The Maryland Hospital Association recently posted on its Web site a lengthy list of how-to resources from across the country. "I can see major progress," said Senior Vice President Nancy Fiedler, who estimates that a dozen facilities statewide already have forbidden all outside smoking. Another dozen are well along in their planning.

Calvert Memorial Hospital in Prince Frederick soon will dismantle several public smoking shelters and close its staff smoking zone, and by June 1 all cigarettes, cigars and pipes will be outlawed. Montgomery's hospitals haven't set their target date, but they've agreed on a united front.

"We're all going to go at the same time," said Judy Lichty, director of prevention and wellness programs for Adventist HealthCare, which itself is going to go further still. The organization will extend the ban well beyond Washington Adventist and Shady Grove Adventist hospitals to its half-dozen nursing homes and all other Maryland locations and offices.

Zero tolerance can be a challenge, though.

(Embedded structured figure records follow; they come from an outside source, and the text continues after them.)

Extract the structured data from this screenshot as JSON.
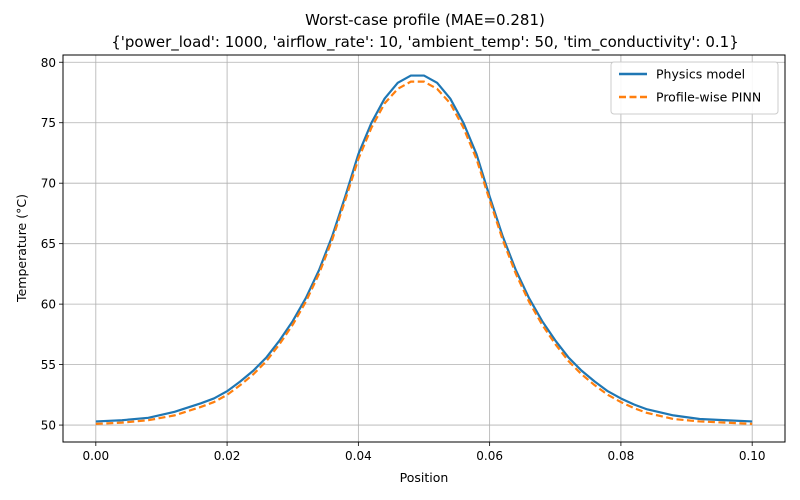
{
  "chart_data": {
    "type": "line",
    "title": "Worst-case profile (MAE=0.281)",
    "subtitle": "{'power_load': 1000, 'airflow_rate': 10, 'ambient_temp': 50, 'tim_conductivity': 0.1}",
    "xlabel": "Position",
    "ylabel": "Temperature (°C)",
    "xlim": [
      -0.005,
      0.105
    ],
    "ylim": [
      48.6,
      80.6
    ],
    "xticks": [
      0.0,
      0.02,
      0.04,
      0.06,
      0.08,
      0.1
    ],
    "xtick_labels": [
      "0.00",
      "0.02",
      "0.04",
      "0.06",
      "0.08",
      "0.10"
    ],
    "yticks": [
      50,
      55,
      60,
      65,
      70,
      75,
      80
    ],
    "ytick_labels": [
      "50",
      "55",
      "60",
      "65",
      "70",
      "75",
      "80"
    ],
    "grid": true,
    "legend_position": "top-right",
    "series": [
      {
        "name": "Physics model",
        "color": "#1f77b4",
        "style": "solid",
        "x": [
          0.0,
          0.004,
          0.008,
          0.012,
          0.016,
          0.018,
          0.02,
          0.022,
          0.024,
          0.026,
          0.028,
          0.03,
          0.032,
          0.034,
          0.036,
          0.038,
          0.04,
          0.042,
          0.044,
          0.046,
          0.048,
          0.05,
          0.052,
          0.054,
          0.056,
          0.058,
          0.06,
          0.062,
          0.064,
          0.066,
          0.068,
          0.07,
          0.072,
          0.074,
          0.076,
          0.078,
          0.08,
          0.082,
          0.084,
          0.088,
          0.092,
          0.096,
          0.1
        ],
        "y": [
          50.3,
          50.4,
          50.6,
          51.1,
          51.8,
          52.2,
          52.8,
          53.6,
          54.5,
          55.6,
          57.0,
          58.6,
          60.5,
          62.8,
          65.6,
          68.9,
          72.4,
          75.0,
          77.0,
          78.3,
          78.9,
          78.9,
          78.3,
          77.0,
          75.0,
          72.4,
          68.9,
          65.6,
          62.8,
          60.5,
          58.6,
          57.0,
          55.6,
          54.5,
          53.6,
          52.8,
          52.2,
          51.7,
          51.3,
          50.8,
          50.5,
          50.4,
          50.3
        ]
      },
      {
        "name": "Profile-wise PINN",
        "color": "#ff7f0e",
        "style": "dashed",
        "x": [
          0.0,
          0.004,
          0.008,
          0.012,
          0.016,
          0.018,
          0.02,
          0.022,
          0.024,
          0.026,
          0.028,
          0.03,
          0.032,
          0.034,
          0.036,
          0.038,
          0.04,
          0.042,
          0.044,
          0.046,
          0.048,
          0.05,
          0.052,
          0.054,
          0.056,
          0.058,
          0.06,
          0.062,
          0.064,
          0.066,
          0.068,
          0.07,
          0.072,
          0.074,
          0.076,
          0.078,
          0.08,
          0.082,
          0.084,
          0.088,
          0.092,
          0.096,
          0.1
        ],
        "y": [
          50.1,
          50.2,
          50.4,
          50.8,
          51.5,
          51.9,
          52.5,
          53.3,
          54.2,
          55.3,
          56.7,
          58.3,
          60.2,
          62.5,
          65.3,
          68.6,
          72.0,
          74.6,
          76.6,
          77.8,
          78.4,
          78.4,
          77.8,
          76.6,
          74.6,
          72.0,
          68.6,
          65.3,
          62.5,
          60.2,
          58.3,
          56.7,
          55.3,
          54.2,
          53.3,
          52.5,
          51.9,
          51.4,
          51.0,
          50.5,
          50.3,
          50.2,
          50.1
        ]
      }
    ]
  }
}
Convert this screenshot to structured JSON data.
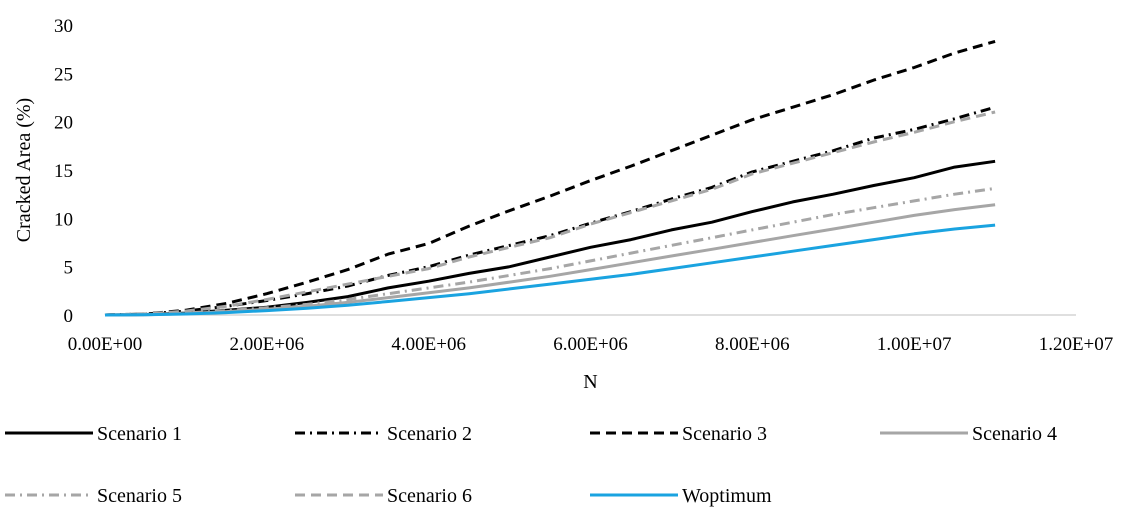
{
  "chart_data": {
    "type": "line",
    "title": "",
    "xlabel": "N",
    "ylabel": "Cracked Area (%)",
    "xlim": [
      0,
      12000000
    ],
    "ylim": [
      0,
      30
    ],
    "x_ticks": [
      0,
      2000000,
      4000000,
      6000000,
      8000000,
      10000000,
      12000000
    ],
    "x_tick_labels": [
      "0.00E+00",
      "2.00E+06",
      "4.00E+06",
      "6.00E+06",
      "8.00E+06",
      "1.00E+07",
      "1.20E+07"
    ],
    "y_ticks": [
      0,
      5,
      10,
      15,
      20,
      25,
      30
    ],
    "y_tick_labels": [
      "0",
      "5",
      "10",
      "15",
      "20",
      "25",
      "30"
    ],
    "grid": false,
    "legend_position": "bottom",
    "series": [
      {
        "name": "Scenario 1",
        "color": "#000000",
        "dash": "solid",
        "points": [
          [
            0,
            0
          ],
          [
            500000,
            0.05
          ],
          [
            1000000,
            0.2
          ],
          [
            1500000,
            0.5
          ],
          [
            2000000,
            0.8
          ],
          [
            2500000,
            1.3
          ],
          [
            3000000,
            1.9
          ],
          [
            3500000,
            2.8
          ],
          [
            4000000,
            3.5
          ],
          [
            4500000,
            4.3
          ],
          [
            5000000,
            5.0
          ],
          [
            5500000,
            6.0
          ],
          [
            6000000,
            7.0
          ],
          [
            6500000,
            7.8
          ],
          [
            7000000,
            8.8
          ],
          [
            7500000,
            9.6
          ],
          [
            8000000,
            10.7
          ],
          [
            8500000,
            11.7
          ],
          [
            9000000,
            12.5
          ],
          [
            9500000,
            13.4
          ],
          [
            10000000,
            14.2
          ],
          [
            10500000,
            15.3
          ],
          [
            11000000,
            15.9
          ]
        ]
      },
      {
        "name": "Scenario 2",
        "color": "#000000",
        "dash": "dashdot",
        "points": [
          [
            0,
            0
          ],
          [
            500000,
            0.1
          ],
          [
            1000000,
            0.4
          ],
          [
            1500000,
            0.9
          ],
          [
            2000000,
            1.5
          ],
          [
            2500000,
            2.2
          ],
          [
            3000000,
            3.0
          ],
          [
            3500000,
            4.1
          ],
          [
            4000000,
            5.0
          ],
          [
            4500000,
            6.2
          ],
          [
            5000000,
            7.2
          ],
          [
            5500000,
            8.2
          ],
          [
            6000000,
            9.5
          ],
          [
            6500000,
            10.7
          ],
          [
            7000000,
            12.0
          ],
          [
            7500000,
            13.2
          ],
          [
            8000000,
            14.8
          ],
          [
            8500000,
            15.9
          ],
          [
            9000000,
            17.0
          ],
          [
            9500000,
            18.3
          ],
          [
            10000000,
            19.2
          ],
          [
            10500000,
            20.3
          ],
          [
            11000000,
            21.5
          ]
        ]
      },
      {
        "name": "Scenario 3",
        "color": "#000000",
        "dash": "dash",
        "points": [
          [
            0,
            0
          ],
          [
            500000,
            0.1
          ],
          [
            1000000,
            0.5
          ],
          [
            1500000,
            1.2
          ],
          [
            2000000,
            2.2
          ],
          [
            2500000,
            3.4
          ],
          [
            3000000,
            4.7
          ],
          [
            3500000,
            6.3
          ],
          [
            4000000,
            7.4
          ],
          [
            4500000,
            9.2
          ],
          [
            5000000,
            10.8
          ],
          [
            5500000,
            12.3
          ],
          [
            6000000,
            13.9
          ],
          [
            6500000,
            15.4
          ],
          [
            7000000,
            17.0
          ],
          [
            7500000,
            18.6
          ],
          [
            8000000,
            20.2
          ],
          [
            8500000,
            21.5
          ],
          [
            9000000,
            22.8
          ],
          [
            9500000,
            24.3
          ],
          [
            10000000,
            25.6
          ],
          [
            10500000,
            27.1
          ],
          [
            11000000,
            28.3
          ]
        ]
      },
      {
        "name": "Scenario 4",
        "color": "#a6a6a6",
        "dash": "solid",
        "points": [
          [
            0,
            0
          ],
          [
            500000,
            0.03
          ],
          [
            1000000,
            0.15
          ],
          [
            1500000,
            0.35
          ],
          [
            2000000,
            0.6
          ],
          [
            2500000,
            0.9
          ],
          [
            3000000,
            1.3
          ],
          [
            3500000,
            1.8
          ],
          [
            4000000,
            2.3
          ],
          [
            4500000,
            2.8
          ],
          [
            5000000,
            3.4
          ],
          [
            5500000,
            4.0
          ],
          [
            6000000,
            4.7
          ],
          [
            6500000,
            5.4
          ],
          [
            7000000,
            6.1
          ],
          [
            7500000,
            6.8
          ],
          [
            8000000,
            7.5
          ],
          [
            8500000,
            8.2
          ],
          [
            9000000,
            8.9
          ],
          [
            9500000,
            9.6
          ],
          [
            10000000,
            10.3
          ],
          [
            10500000,
            10.9
          ],
          [
            11000000,
            11.4
          ]
        ]
      },
      {
        "name": "Scenario 5",
        "color": "#a6a6a6",
        "dash": "dashdot",
        "points": [
          [
            0,
            0
          ],
          [
            500000,
            0.04
          ],
          [
            1000000,
            0.2
          ],
          [
            1500000,
            0.45
          ],
          [
            2000000,
            0.75
          ],
          [
            2500000,
            1.1
          ],
          [
            3000000,
            1.6
          ],
          [
            3500000,
            2.2
          ],
          [
            4000000,
            2.8
          ],
          [
            4500000,
            3.4
          ],
          [
            5000000,
            4.1
          ],
          [
            5500000,
            4.8
          ],
          [
            6000000,
            5.6
          ],
          [
            6500000,
            6.4
          ],
          [
            7000000,
            7.2
          ],
          [
            7500000,
            8.0
          ],
          [
            8000000,
            8.8
          ],
          [
            8500000,
            9.6
          ],
          [
            9000000,
            10.4
          ],
          [
            9500000,
            11.1
          ],
          [
            10000000,
            11.8
          ],
          [
            10500000,
            12.5
          ],
          [
            11000000,
            13.1
          ]
        ]
      },
      {
        "name": "Scenario 6",
        "color": "#a6a6a6",
        "dash": "dash",
        "points": [
          [
            0,
            0
          ],
          [
            500000,
            0.1
          ],
          [
            1000000,
            0.4
          ],
          [
            1500000,
            0.9
          ],
          [
            2000000,
            1.6
          ],
          [
            2500000,
            2.4
          ],
          [
            3000000,
            3.2
          ],
          [
            3500000,
            4.0
          ],
          [
            4000000,
            4.8
          ],
          [
            4500000,
            6.0
          ],
          [
            5000000,
            7.0
          ],
          [
            5500000,
            8.0
          ],
          [
            6000000,
            9.4
          ],
          [
            6500000,
            10.6
          ],
          [
            7000000,
            11.8
          ],
          [
            7500000,
            13.0
          ],
          [
            8000000,
            14.6
          ],
          [
            8500000,
            15.7
          ],
          [
            9000000,
            16.8
          ],
          [
            9500000,
            17.9
          ],
          [
            10000000,
            18.9
          ],
          [
            10500000,
            20.0
          ],
          [
            11000000,
            21.0
          ]
        ]
      },
      {
        "name": "Woptimum",
        "color": "#1aa3e0",
        "dash": "solid",
        "points": [
          [
            0,
            0
          ],
          [
            500000,
            0.02
          ],
          [
            1000000,
            0.1
          ],
          [
            1500000,
            0.25
          ],
          [
            2000000,
            0.45
          ],
          [
            2500000,
            0.7
          ],
          [
            3000000,
            1.0
          ],
          [
            3500000,
            1.4
          ],
          [
            4000000,
            1.8
          ],
          [
            4500000,
            2.2
          ],
          [
            5000000,
            2.7
          ],
          [
            5500000,
            3.2
          ],
          [
            6000000,
            3.7
          ],
          [
            6500000,
            4.2
          ],
          [
            7000000,
            4.8
          ],
          [
            7500000,
            5.4
          ],
          [
            8000000,
            6.0
          ],
          [
            8500000,
            6.6
          ],
          [
            9000000,
            7.2
          ],
          [
            9500000,
            7.8
          ],
          [
            10000000,
            8.4
          ],
          [
            10500000,
            8.9
          ],
          [
            11000000,
            9.3
          ]
        ]
      }
    ]
  }
}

"This has not been an easy implementation," admitted Fred Rankin, chief executive of Medicorp Health System and its flagship Mary Washington Hospital. After decreeing an end to smoking on the hospital's sprawling grounds, officials grappled with enforcement. They finally decided to return a small, single, out-of-sight "butt hut" down the hill from the emergency department entrance. It remains restricted to non-employees who just can't manage without a cigarette while at the hospital.

"We tell them, 'Here is our policy. We encourage you to comply,' " Rankin said. But "the addiction of smoking is incredibly strong. . . . We have the occasional patients who will get out of bed and go down and stand outside in their bathrobe and have a cigarette."

There have been few scofflaws to date at Providence Hospital, which first issues verbal and then written warnings to errant workers. Not that some haven't grumbled about the campus's new designation. In 35-degree chill this week, Mike Jones stood at the curb -- on public space -- to have a smoke.

"I understand people don't want to be around us," said Jones, who works in insurance billing. He questioned whether the entire property should be marked off. "We're already outside."

According to Providence's president, only one employee has quit in protest; numerous others have enrolled in its free program to help them break their habit. "We have easels up all over the place [that advertise] 'Here's the number to call,' " Spears said.

Andrew Carroll, a 40-year-old psychology graduate, looked at the smoking edict as an opportunity. He first picked up cigarettes as a teenager and over the next quarter-century walked away from them twice, but never for good.

He has heard some at the hospital complain about feeling more alienated. But in his office in behavioral health services, Carroll feels "mostly just liberated." Between the free cessation classes, a nicotine patch, medication and aggressive exercise, he's about to pass the four-week mark.

"I'm doing all of it, everything the research says leads to a good outcome," he said. "Forty-one is going to look good."